2017-04-12 14:40:41 | 日記

礼拝堂の目の前に来るとスナガワが靴を脱いだので、わたしも自分のを脱ぎスナガワのと並べるようにして置いた。
ジェシカもピンヒールを脱ぐと、その足先にはトレンチコートとお揃いの真っ赤なネールが施されていた。
わたしの視線はその一点に一瞬吸い込まれるようにフリーズしたが、すぐに我に帰るとスナガワが開けた礼拝堂の扉の中へと足を踏み入れた。

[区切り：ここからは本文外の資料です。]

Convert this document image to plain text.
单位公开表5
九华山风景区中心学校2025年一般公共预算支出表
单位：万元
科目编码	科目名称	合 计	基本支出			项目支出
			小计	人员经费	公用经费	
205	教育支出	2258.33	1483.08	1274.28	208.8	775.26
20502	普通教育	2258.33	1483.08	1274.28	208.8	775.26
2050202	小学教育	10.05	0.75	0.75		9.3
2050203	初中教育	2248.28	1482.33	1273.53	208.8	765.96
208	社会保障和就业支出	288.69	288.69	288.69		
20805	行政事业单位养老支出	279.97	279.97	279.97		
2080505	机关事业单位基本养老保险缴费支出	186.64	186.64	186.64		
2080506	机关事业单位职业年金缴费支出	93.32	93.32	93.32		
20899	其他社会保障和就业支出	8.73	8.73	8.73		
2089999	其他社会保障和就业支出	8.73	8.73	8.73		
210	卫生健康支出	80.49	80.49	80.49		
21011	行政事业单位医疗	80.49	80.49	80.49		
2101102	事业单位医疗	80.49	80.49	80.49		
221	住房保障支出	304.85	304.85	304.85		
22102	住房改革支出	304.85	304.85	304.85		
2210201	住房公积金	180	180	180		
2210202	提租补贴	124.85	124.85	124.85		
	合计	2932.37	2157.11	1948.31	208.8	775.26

そこはまるで別世界のように静まり返った空気が流れており、わたしたち3人はその中の丸い御神鏡のようなものの前で凍り付いたように神妙な表情で立ちすくむ。
その瞬間、一瞬頭頂が割れたかのような頭痛を感じたが、その後すぐに心地よい静寂のベールのようなものに全身が包まれるような感覚に襲われ、自然と呼吸が深くなり、同時に背骨から頭頂に向かって何かエネルギーのようなものが上昇するのがわかった。

ホンジョウさん、例のアメジストを???」
とスナガワに言われ、わたしは背負っていたデイパックを開けると、包んであった布を剥がしそのクリスタルを取り出しスナガワに手渡した。
スナガワはそれを大事そうに両掌の中に包み込んでしばらくの間目を閉じ、何かブツブツと呪文のようなものを唱えた。
そして今度はその石を一度両手で頭上に持ち上げたかと思うと、そのままそっとそれを御神鏡の前の小さな座布団のような布の上に置いた。
そして彼は再び目を閉じて合掌し、今度は祝詞のようなものを唱え始める。
薄めで横を見れば、ジェシカもはもるようにそれを唱えていた。
その日のちょうどその頃のことだった、下馬の住宅街にあるラウンジタイガーアイ」にはめずらしくわたし以外の訪問客があったようで???。
と、その夜そのオトコはやけに上機嫌に盛り上がっている様だった。

とりあえず今日は、3人に1杯づつおごるから飲んで!」
と某プロダクション社長、サクヤマは彼以外の店の従業員3人に向けてそう叫んだ。
いただきま~す」
とナカバヤシ、マキ、トオルの3人が同時にはもるように言い、カチカチッとビールのグラスでサクヤマと乾杯する。

ご機嫌ですねえ?」
とその理由をいかにも聴きたいと言った表情のトオルに、
そりゃあそうさ。
この1週間ばかり生きた心地もしてなかったんだ。
ヘタすりゃあ今頃、俺は東京湾に浮かんでたところさ」
とのサクヤマのリアクションに、
そ、それはまた、ど、どう言うことで?」
と今度はナカバヤシが絶妙のフォローを入れる。
って、まさにサクヤマ社長オンステージが始まろうとしていた。